Of course, figuring out a way to reward newspapers and other news websites for content shared on Facebook would be infinitely more complicated, just because there are thousands of such news sites.
But here's an idea: Facebook could steer a small percentage of its gigantic profits into a new news foundation, which, in turn, would parcel out grants to local news organizations that apply for funding.
Now this would likely start out small, but the money would grow as Facebook grew. And who knows? Maybe Craigslist, Amazon, Apple, Google and YouTube could pitch into this new nonprofit, too, giving it ever greater reach.

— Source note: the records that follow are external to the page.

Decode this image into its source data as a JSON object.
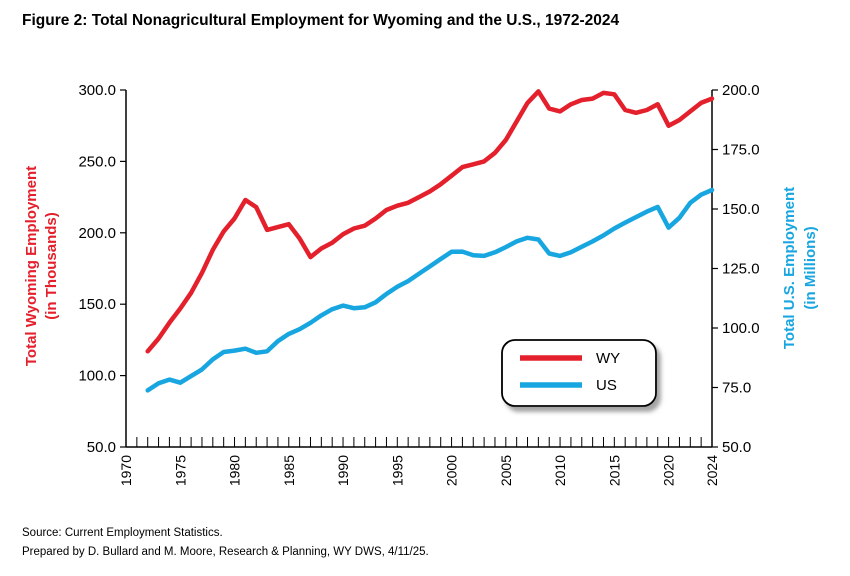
{
  "title": "Figure 2: Total Nonagricultural Employment for Wyoming and the U.S., 1972-2024",
  "source": "Source: Current Employment Statistics.",
  "prepared": "Prepared by D. Bullard and M. Moore, Research & Planning, WY DWS, 4/11/25.",
  "chart_data": {
    "type": "line",
    "left_axis": {
      "label_line1": "Total Wyoming Employment",
      "label_line2": "(in Thousands)",
      "range": [
        50,
        300
      ],
      "ticks": [
        "50.0",
        "100.0",
        "150.0",
        "200.0",
        "250.0",
        "300.0"
      ],
      "color": "#e3202b"
    },
    "right_axis": {
      "label_line1": "Total U.S. Employment",
      "label_line2": "(in Millions)",
      "range": [
        50,
        200
      ],
      "ticks": [
        "50.0",
        "75.0",
        "100.0",
        "125.0",
        "150.0",
        "175.0",
        "200.0"
      ],
      "color": "#18a6e0"
    },
    "x_axis": {
      "range": [
        1970,
        2024
      ],
      "ticks": [
        "1970",
        "1975",
        "1980",
        "1985",
        "1990",
        "1995",
        "2000",
        "2005",
        "2010",
        "2015",
        "2020",
        "2024"
      ]
    },
    "x": [
      1972,
      1973,
      1974,
      1975,
      1976,
      1977,
      1978,
      1979,
      1980,
      1981,
      1982,
      1983,
      1984,
      1985,
      1986,
      1987,
      1988,
      1989,
      1990,
      1991,
      1992,
      1993,
      1994,
      1995,
      1996,
      1997,
      1998,
      1999,
      2000,
      2001,
      2002,
      2003,
      2004,
      2005,
      2006,
      2007,
      2008,
      2009,
      2010,
      2011,
      2012,
      2013,
      2014,
      2015,
      2016,
      2017,
      2018,
      2019,
      2020,
      2021,
      2022,
      2023,
      2024
    ],
    "series": [
      {
        "name": "WY",
        "axis": "left",
        "color": "#e3202b",
        "values": [
          117,
          126,
          137,
          147,
          158,
          172,
          188,
          201,
          210,
          223,
          218,
          202,
          204,
          206,
          196,
          183,
          189,
          193,
          199,
          203,
          205,
          210,
          216,
          219,
          221,
          225,
          229,
          234,
          240,
          246,
          248,
          250,
          256,
          265,
          278,
          291,
          299,
          287,
          285,
          290,
          293,
          294,
          298,
          297,
          286,
          284,
          286,
          290,
          275,
          279,
          285,
          291,
          294
        ]
      },
      {
        "name": "US",
        "axis": "right",
        "color": "#18a6e0",
        "values": [
          73.8,
          76.8,
          78.3,
          77.0,
          79.8,
          82.6,
          86.8,
          89.9,
          90.5,
          91.3,
          89.6,
          90.2,
          94.5,
          97.5,
          99.5,
          102.2,
          105.3,
          107.9,
          109.4,
          108.3,
          108.7,
          110.8,
          114.3,
          117.3,
          119.7,
          122.8,
          125.9,
          129.0,
          132.0,
          132.1,
          130.6,
          130.3,
          131.8,
          134.0,
          136.4,
          137.9,
          137.2,
          131.3,
          130.3,
          131.8,
          134.1,
          136.4,
          138.9,
          141.8,
          144.3,
          146.6,
          148.9,
          150.9,
          142.2,
          146.3,
          152.6,
          156.0,
          158.0
        ]
      }
    ],
    "legend": {
      "position": "inside, lower-right",
      "entries": [
        "WY",
        "US"
      ]
    }
  }
}
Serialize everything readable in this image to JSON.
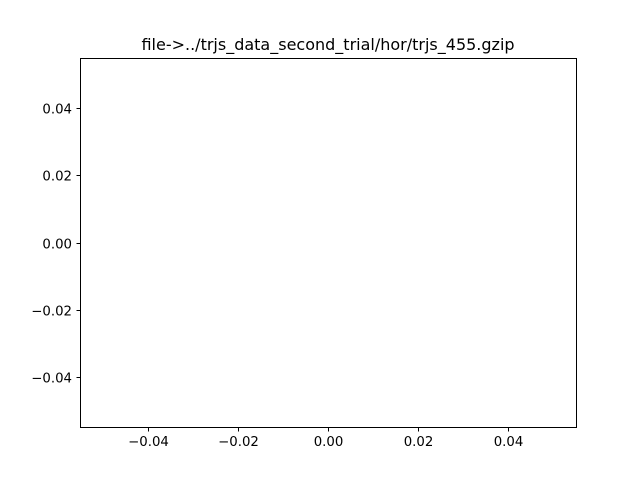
{
  "chart_data": {
    "type": "line",
    "title": "file->../trjs_data_second_trial/hor/trjs_455.gzip",
    "xlabel": "",
    "ylabel": "",
    "series": [
      {
        "x": [],
        "y": []
      }
    ],
    "xlim": [
      -0.055,
      0.055
    ],
    "ylim": [
      -0.055,
      0.055
    ],
    "xticks": [
      -0.04,
      -0.02,
      0.0,
      0.02,
      0.04
    ],
    "yticks": [
      -0.04,
      -0.02,
      0.0,
      0.02,
      0.04
    ],
    "xtick_labels": [
      "−0.04",
      "−0.02",
      "0.00",
      "0.02",
      "0.04"
    ],
    "ytick_labels": [
      "−0.04",
      "−0.02",
      "0.00",
      "0.02",
      "0.04"
    ],
    "grid": false,
    "legend": false
  }
}
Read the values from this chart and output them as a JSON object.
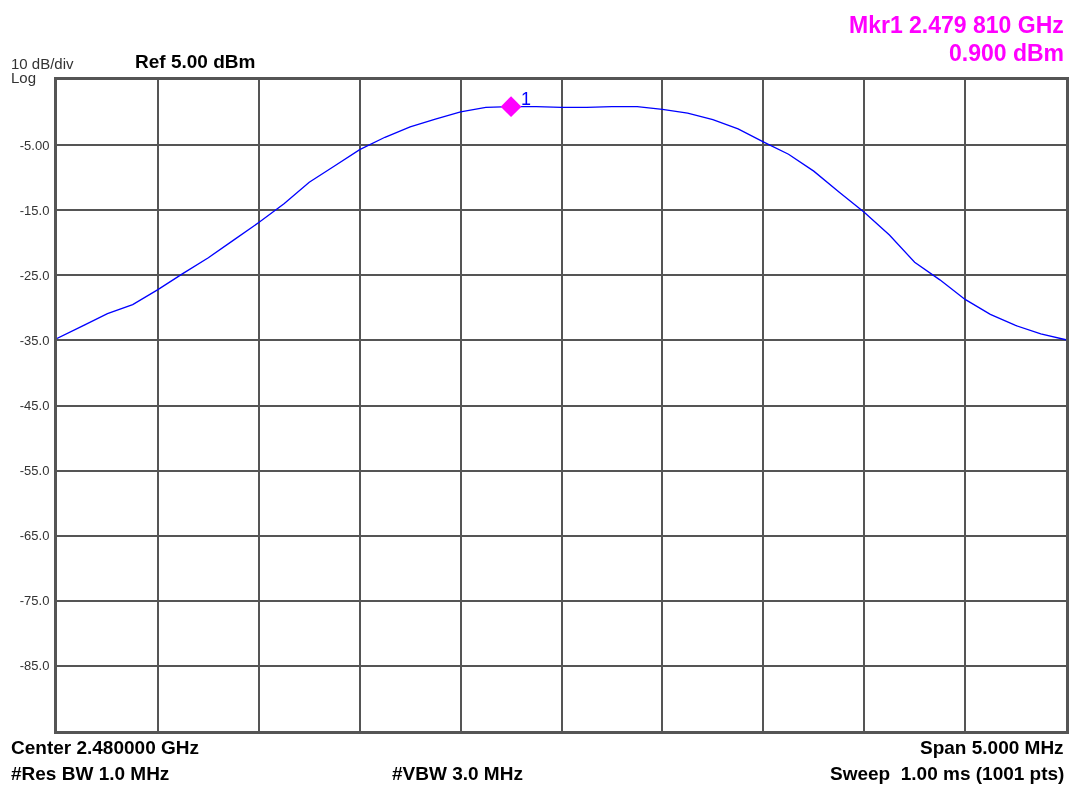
{
  "chart_data": {
    "type": "line",
    "categories": [
      null,
      null,
      null,
      null,
      null,
      null,
      null,
      null,
      null,
      null,
      null,
      null,
      null,
      null,
      null,
      null,
      null,
      null,
      null,
      null,
      null,
      null,
      null,
      null,
      null,
      null,
      null,
      null,
      null,
      null,
      null,
      null,
      null,
      null,
      null,
      null,
      null,
      null,
      null,
      null,
      null
    ],
    "series": [
      {
        "color": "#0000ff",
        "values": [
          -34.7,
          -32.8,
          -30.9,
          -29.5,
          -27.2,
          -24.7,
          -22.3,
          -19.6,
          -16.9,
          -14.0,
          -10.7,
          -8.2,
          -5.7,
          -3.8,
          -2.2,
          -1.0,
          0.1,
          0.8,
          0.9,
          0.9,
          0.8,
          0.8,
          0.9,
          0.9,
          0.5,
          -0.1,
          -1.1,
          -2.5,
          -4.5,
          -6.4,
          -9.0,
          -12.2,
          -15.3,
          -18.8,
          -23.0,
          -25.7,
          -28.7,
          -31.0,
          -32.7,
          -34.0,
          -34.9
        ]
      },
      {
        "type": "scatter",
        "marker": "diamond",
        "color": "#ff00ff",
        "values": [
          null,
          null,
          null,
          null,
          null,
          null,
          null,
          null,
          null,
          null,
          null,
          null,
          null,
          null,
          null,
          null,
          null,
          null,
          0.9,
          null,
          null,
          null,
          null,
          null,
          null,
          null,
          null,
          null,
          null,
          null,
          null,
          null,
          null,
          null,
          null,
          null,
          null,
          null,
          null,
          null,
          null
        ]
      }
    ],
    "ylim": [
      -95,
      5
    ],
    "yticks": [
      {
        "value": -5,
        "label": "-5.00"
      },
      {
        "value": -15,
        "label": "-15.0"
      },
      {
        "value": -25,
        "label": "-25.0"
      },
      {
        "value": -35,
        "label": "-35.0"
      },
      {
        "value": -45,
        "label": "-45.0"
      },
      {
        "value": -55,
        "label": "-55.0"
      },
      {
        "value": -65,
        "label": "-65.0"
      },
      {
        "value": -75,
        "label": "-75.0"
      },
      {
        "value": -85,
        "label": "-85.0"
      }
    ],
    "grid": true,
    "marker": "none",
    "line_style": "solid",
    "annotations": [
      {
        "text": "1",
        "y": 0.9
      },
      "Mkr1 2.479 810 GHz",
      "0.900 dBm",
      "10 dB/div",
      "Log",
      "Ref 5.00 dBm",
      "Center 2.480000 GHz",
      "Span 5.000 MHz",
      "#Res BW 1.0 MHz",
      "#VBW 3.0 MHz",
      "Sweep  1.00 ms (1001 pts)"
    ]
  }
}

If such a foundation were to be established, it would have to be operationally independent of Facebook. Zuckerberg couldn't serve on the board: only esteemed retired journalists and news executives could, just to make sure those grants didn't reward publications that boosted Facebook and shun outlets that criticize it.
This would really be a gigantic revving up of the Facebook Journalism Project, which features "collaborative development of news products" and journalism training and the like.
The Facebook Journalism Project is so small-scale that it feels like face-saving at a time when Facebook is enmeshed in controversy over privacy issues.
But if Zuckerberg really wants to save face, he might want to consider genuinely investing in local journalism in a big-scale way by finding a way of paying back news outlets for all the content they have provided him for free for years.
And who knows? By doing so, Zuckerberg might get something he's unaccustomed to: good publicity.